Un roman interdit de publicité
A l’origine, Emmanuelle se feuillette. Il s’agit d’un roman sulfureux de 1959, signé par Emmanuelle Arsan et édité par la maison d’édition Eric Losfeld, spécialisée dans les ouvrages érotiques. Interdit à l’affichage dans les librairies, interdit jusque dans les rayons, mais pas à la vente sous le comptoir, «ce livre très anodin, est devenu, dans les années 1960, un étendard de la liberté sexuelle, un peu comme 50 nuances de Grey aujourd’hui, remarque Gérard Lenne, auteur d’Erotisme et cinéma (La Musardine). C’est ainsi que, de temps en temps, une œuvre littéraire ou de cinéma devient symbolique. Là, c’était la démocratisation de la «révolution sexuelle» qui s’est développée dans les années 1968 et après.
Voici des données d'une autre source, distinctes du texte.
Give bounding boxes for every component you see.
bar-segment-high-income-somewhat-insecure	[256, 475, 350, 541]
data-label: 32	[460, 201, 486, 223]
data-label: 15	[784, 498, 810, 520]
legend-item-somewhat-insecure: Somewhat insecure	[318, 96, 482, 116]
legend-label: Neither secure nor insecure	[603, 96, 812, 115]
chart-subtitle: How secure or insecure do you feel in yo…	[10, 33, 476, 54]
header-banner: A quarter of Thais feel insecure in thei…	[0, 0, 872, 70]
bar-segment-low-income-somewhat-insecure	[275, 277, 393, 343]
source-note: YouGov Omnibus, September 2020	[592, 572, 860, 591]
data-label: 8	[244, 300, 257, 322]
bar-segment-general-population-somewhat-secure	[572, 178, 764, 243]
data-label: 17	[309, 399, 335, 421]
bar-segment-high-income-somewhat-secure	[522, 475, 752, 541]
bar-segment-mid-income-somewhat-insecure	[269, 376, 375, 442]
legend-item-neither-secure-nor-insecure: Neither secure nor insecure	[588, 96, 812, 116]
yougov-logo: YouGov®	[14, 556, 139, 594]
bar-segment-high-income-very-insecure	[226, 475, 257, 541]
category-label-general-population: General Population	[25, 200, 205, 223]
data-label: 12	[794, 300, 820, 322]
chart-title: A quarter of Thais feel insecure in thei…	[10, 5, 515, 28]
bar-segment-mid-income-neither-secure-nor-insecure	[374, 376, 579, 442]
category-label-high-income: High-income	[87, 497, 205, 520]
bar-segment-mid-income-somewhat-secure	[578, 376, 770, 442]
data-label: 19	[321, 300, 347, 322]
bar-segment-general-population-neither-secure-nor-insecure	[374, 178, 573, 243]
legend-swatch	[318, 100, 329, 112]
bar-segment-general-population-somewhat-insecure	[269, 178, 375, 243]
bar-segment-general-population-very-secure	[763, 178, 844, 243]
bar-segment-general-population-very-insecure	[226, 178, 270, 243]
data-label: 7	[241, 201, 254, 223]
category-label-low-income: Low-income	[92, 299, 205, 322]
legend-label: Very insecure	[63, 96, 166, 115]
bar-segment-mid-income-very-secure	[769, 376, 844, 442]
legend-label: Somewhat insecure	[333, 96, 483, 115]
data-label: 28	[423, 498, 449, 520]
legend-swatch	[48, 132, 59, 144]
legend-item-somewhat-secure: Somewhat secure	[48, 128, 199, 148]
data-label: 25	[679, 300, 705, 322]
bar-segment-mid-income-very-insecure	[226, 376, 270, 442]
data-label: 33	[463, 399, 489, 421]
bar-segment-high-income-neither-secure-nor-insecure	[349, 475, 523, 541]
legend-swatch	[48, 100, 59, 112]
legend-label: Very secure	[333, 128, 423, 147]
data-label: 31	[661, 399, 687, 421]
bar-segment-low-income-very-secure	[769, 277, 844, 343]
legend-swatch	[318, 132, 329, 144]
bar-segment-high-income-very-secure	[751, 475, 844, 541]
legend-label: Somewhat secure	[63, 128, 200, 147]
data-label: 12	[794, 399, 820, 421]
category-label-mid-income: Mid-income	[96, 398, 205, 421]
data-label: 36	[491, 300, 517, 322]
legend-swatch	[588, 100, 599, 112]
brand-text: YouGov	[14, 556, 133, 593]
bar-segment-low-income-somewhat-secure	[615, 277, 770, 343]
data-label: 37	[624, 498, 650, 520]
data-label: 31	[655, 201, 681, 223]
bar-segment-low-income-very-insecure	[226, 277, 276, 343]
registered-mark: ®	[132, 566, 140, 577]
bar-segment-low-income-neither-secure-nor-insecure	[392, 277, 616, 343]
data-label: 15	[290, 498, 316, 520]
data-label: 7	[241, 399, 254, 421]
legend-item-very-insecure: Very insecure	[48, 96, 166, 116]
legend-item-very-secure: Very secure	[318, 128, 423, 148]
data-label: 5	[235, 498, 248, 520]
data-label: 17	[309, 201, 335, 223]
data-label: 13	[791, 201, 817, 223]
Son reflet dans l’opinion publique, ça a été le film Emmanuelle.»
D'abord censuré en France
Adaptation édulcorée du roman au cinéma, Emmanuelle, réalisé par Just Jaeckin, voit le rôle-titre confié à une jeune actrice débutante, la Néerlandaise Sylvia Kristel. C’est un enchaînement de scènes soft (hormis celle de la cigarette consumée par un autre orifice que la bouche), de nudité et de caresses, qui vaut toutefois au film d’être «d’abord censuré pendant quelques mois en France, explique Gérard Lenne. Finalement, l’élection de Valéry Giscard d’Estaing, qui voulait avoir l’air plus moderne par rapport à Pompidou, change la donne. Le film sort en juin 1974.»
«L'émancipation des femmes»
Après le film, Sylvia Kristel tournera notamment avec les Français Roger Vadim, Jean-Pierre Mocky et Claude Chabrol. Mais elle restera pour beaucoup une femme évanescente de papier glacé. Mais pas pour autant une femme passive… La liberté de son personnage, qui passe d’un partenaire à l’autre, le fait qu’elle couche parfois avec d’autres filles, «a beaucoup fait pour l’émancipation des femmes, analyse Jacques Zimmer. Par certaines féministes, elle était mal vue pour sa futilité. Mais son personnage a permis de considérer que la femme pouvait manifester une liberté totalement assumée dans sa sexualité.»
Un des derniers rôles de Sylvia Kristel
Arte programme vendredi soir, à 20h50, l’un des derniers films dans lequel Sylvia Kristel a joué. Les demoiselles du swing raconte l’histoire vraie du Trio Lescano. Ces trois sœurs chanteuses ont connu une belle popularité en Italie dans les années 1930 avant d’être menacées par les lois antijuives. L’actrice néerlandaise interprète leur mère, Eva de Leeuw.